When you fully understand the problems you have, he continues, “then go research the vendors yourself, hit the forums, ask your peers before you pick up the phone, talk to everyone but the vendor before you talk to the vendor. When it comes time to bring the vendor in always have the vendor prove it. Make them show the tools solving your problems, not a vendor made canned demo that will work 100% of the time showing you the buzzwords in action. Whatever you decide you will have to deal with it long after the sales team moves on. If you bring something in that doesn’t solve your problems, the vendor won’t be held accountable.”
‘Try before you buy’ is the repeated recommendation. Bill Burns thinks this is a new and growing option that may eventually solve the hype and FUD problem. “With the advent of mobile, SaaS and cloud computing, companies can now offer ‘trial versions’ of their software on the same infrastructure and offer the same user experience as the ‘real product’. Vendors can now show off their products ― warts and all ― directly to their target customers with the obligation to prove value in their product.

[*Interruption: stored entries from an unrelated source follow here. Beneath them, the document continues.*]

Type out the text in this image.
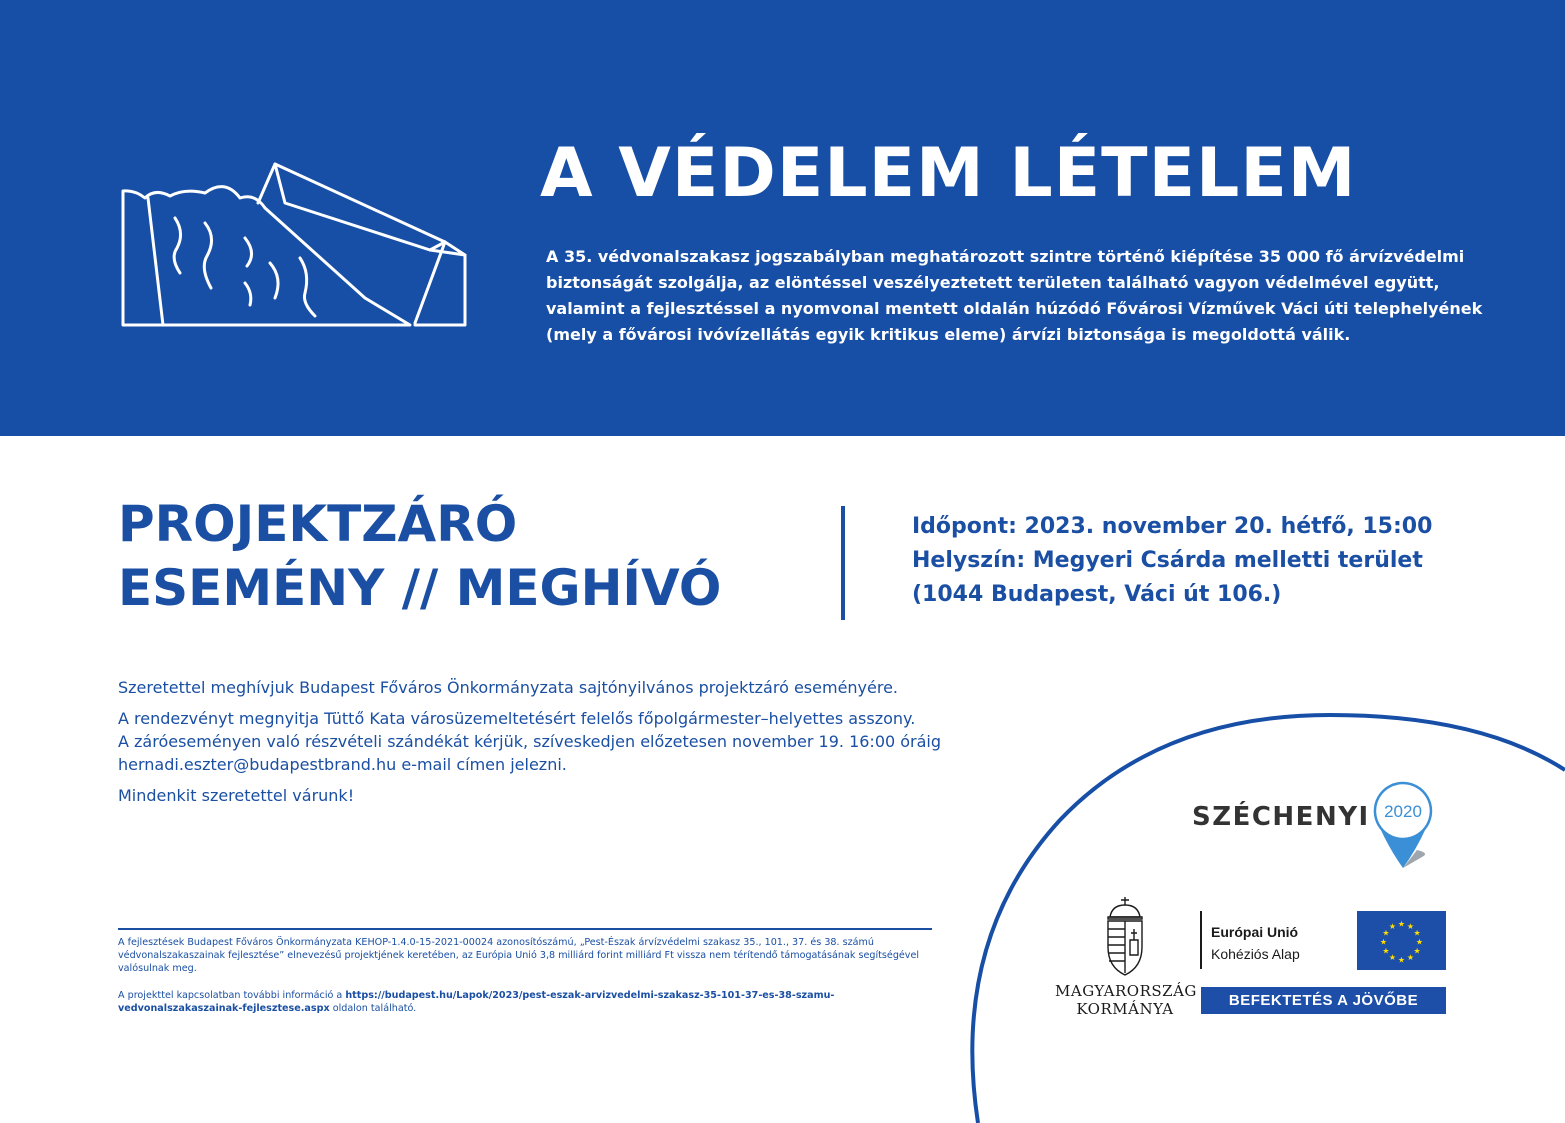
A VÉDELEM LÉTELEM

A 35. védvonalszakasz jogszabályban meghatározott szintre történő kiépítése 35 000 fő árvízvédelmi biztonságát szolgálja, az elöntéssel veszélyeztetett területen található vagyon védelmével együtt, valamint a fejlesztéssel a nyomvonal mentett oldalán húzódó Fővárosi Vízművek Váci úti telephelyének (mely a fővárosi ivóvízellátás egyik kritikus eleme) árvízi biztonsága is megoldottá válik.

PROJEKTZÁRÓ
ESEMÉNY // MEGHÍVÓ
Időpont: 2023. november 20. hétfő, 15:00
Helyszín: Megyeri Csárda melletti terület
(1044 Budapest, Váci út 106.)

Szeretettel meghívjuk Budapest Főváros Önkormányzata sajtónyilvános projektzáró eseményére.

A rendezvényt megnyitja Tüttő Kata városüzemeltetésért felelős főpolgármester–helyettes asszony.
A záróeseményen való részvételi szándékát kérjük, szíveskedjen előzetesen november 19. 16:00 óráig
hernadi.eszter@budapestbrand.hu e-mail címen jelezni.

Mindenkit szeretettel várunk!

A fejlesztések Budapest Főváros Önkormányzata KEHOP-1.4.0-15-2021-00024 azonosítószámú, „Pest-Észak árvízvédelmi szakasz 35., 101., 37. és 38. számú védvonalszakaszainak fejlesztése” elnevezésű projektjének keretében, az Európia Unió 3,8 milliárd forint milliárd Ft vissza nem térítendő támogatásának segítségével valósulnak meg.

A projekttel kapcsolatban további információ a https://budapest.hu/Lapok/2023/pest-eszak-arvizvedelmi-szakasz-35-101-37-es-38-szamu-vedvonalszakaszainak-fejlesztese.aspx oldalon található.

SZÉCHENYI 2020
MAGYARORSZÁG
KORMÁNYA
Európai Unió
Kohéziós Alap
★ ★
★
★
★
★
★
★
★
★
★
★
BEFEKTETÉS A JÖVŐBE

The time between ‘awareness of an unmet need’ and ‘testing a solution’ is growing smaller quickly; good marketers know that relying on ‘hype’ will generate a negative reaction even faster than before.”
There is no ultimate solution. Salesmen will continue to sell the products they represent rather than the correct solutions. Publications will continue to seek readers by making their news stories as ‘interesting’ as possible. The combination will always drift towards Ian Levy’s winged ninja cyber monkeys; but if Bill Burns is correct, the new Information Age may make it a self-correcting issue through the democratization of information. The new element is the citizen journalist ― the independent blogger who does not hesitate to correct the professional journalist who makes a mistake, nor criticize a product that is over-hyped or inadequate. Independent blogs will keep both publications and vendors honest.
David Harley is both a security researcher and a prolific blogger. “There's no doubt that emotive language relating to warfare and/or epidemiology has long been a staple of security-related marketing (and journalism!). I can't say I like it – much of my career in security has been devoted to damping down the fires of hyperbole and advocating less drama and more precision,” he says.
“But I'm most concerned by the misuse of language in ways that are actually deceptive rather than everyday sloppiness. It annoys me (quite disproportionately) when a system is described as 'infected' when 'compromised [by some form of Trojan]' would be more accurate; or when people use 'virus' as a synonym for 'malware'. However, I regard it as frankly deceptive when people evade the distinction between 'successful attacks' and 'attempted attacks' because saying 'ten million systems were attacked' is more dramatic and makes a marketing point more effectively than adding that '0.001% of attacks were actually successful'...
Over time, bloggers like Harley could disarm, if not remove, the winged cyber ninja monkeys by keeping journalists honest and vendors truthful.